Anatomia di un omicidio (1959): James Stewart, George C. Scott
Lo script stempera la tensione e la crudezza della vicenda con l'ironia, che caratterizza i reciproci punzecchiamenti tra accusa e difesa e che viene spesso affidata alla figura del giudice, interpretato non da un attore, bensì da Joseph Welch avvocato protagonista dei processi del maccartismo: spassosa la scena in cui convoca i due team legali per farsi suggerire un sinonimo meno compromettente di “mutandine”.
A proposito: stupisce come nel 1959, nella Hollywood dove ancora vigeva il puritanesimo del Codice Hays , siano riusciti a far passare tra le maglie della censura un film dove si pronunciano parole come “sperm”, “bitch”, “slut” , ci si sofferma sui dettagli di una violenza sessuale e si mostrano delle mutande femminili.
La fotografia in bianco e nero di Samuel Leavitt illumina il lato oscuro della provincia americana. Al realismo contribuiscono certamente le riprese effettuate nei luoghi reali della Penisola Superiore del Michigan. Magnifica la colonna sonora jazz di Duke Ellington che compare anche in un cameo mentre suona il piano con Stewart.

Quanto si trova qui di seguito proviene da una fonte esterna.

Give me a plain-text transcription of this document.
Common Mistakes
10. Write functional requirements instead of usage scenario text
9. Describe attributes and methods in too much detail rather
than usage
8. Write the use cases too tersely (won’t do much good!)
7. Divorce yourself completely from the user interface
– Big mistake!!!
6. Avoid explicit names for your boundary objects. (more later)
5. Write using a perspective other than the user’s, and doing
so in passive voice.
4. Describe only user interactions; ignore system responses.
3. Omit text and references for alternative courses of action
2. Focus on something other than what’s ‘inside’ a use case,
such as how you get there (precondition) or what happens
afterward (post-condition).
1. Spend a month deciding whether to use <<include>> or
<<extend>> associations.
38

Iconica anche la grafica dei titoli di testa di Saul Bass.
Efficace nella sua ambiguità anche il finale, in cui l'imputato si fa beffa dei suoi stessi avvocati che non vengono pagati con la scusa dell'"impulso irresistibile" , ma il film non prende nessuna posizione su quale sia la verità al di là dell'esito processuale, di cui ci dobbiamo accontentare con tutti i dubbi che permangono su come siano andate veramente le cose. Resta il dubbio se Laura sia sta veramente violentata dal barista o se l'atto de marito fosse dovuto alla gelosia per una relazione extraconiugale, così come sul punto nodale dell'effettiva capacità di intendere e di volere dell'assassino. La verità processuale è sempre parziale e la verità assoluta resta al di là della portata del sistema giudiziario: come in tanti celebri processi, la sentenza lascia aperto l'interrogativo se a trionfare sia stata la giustizia o piuttosto l'abilità dialettica e strategica della difesa.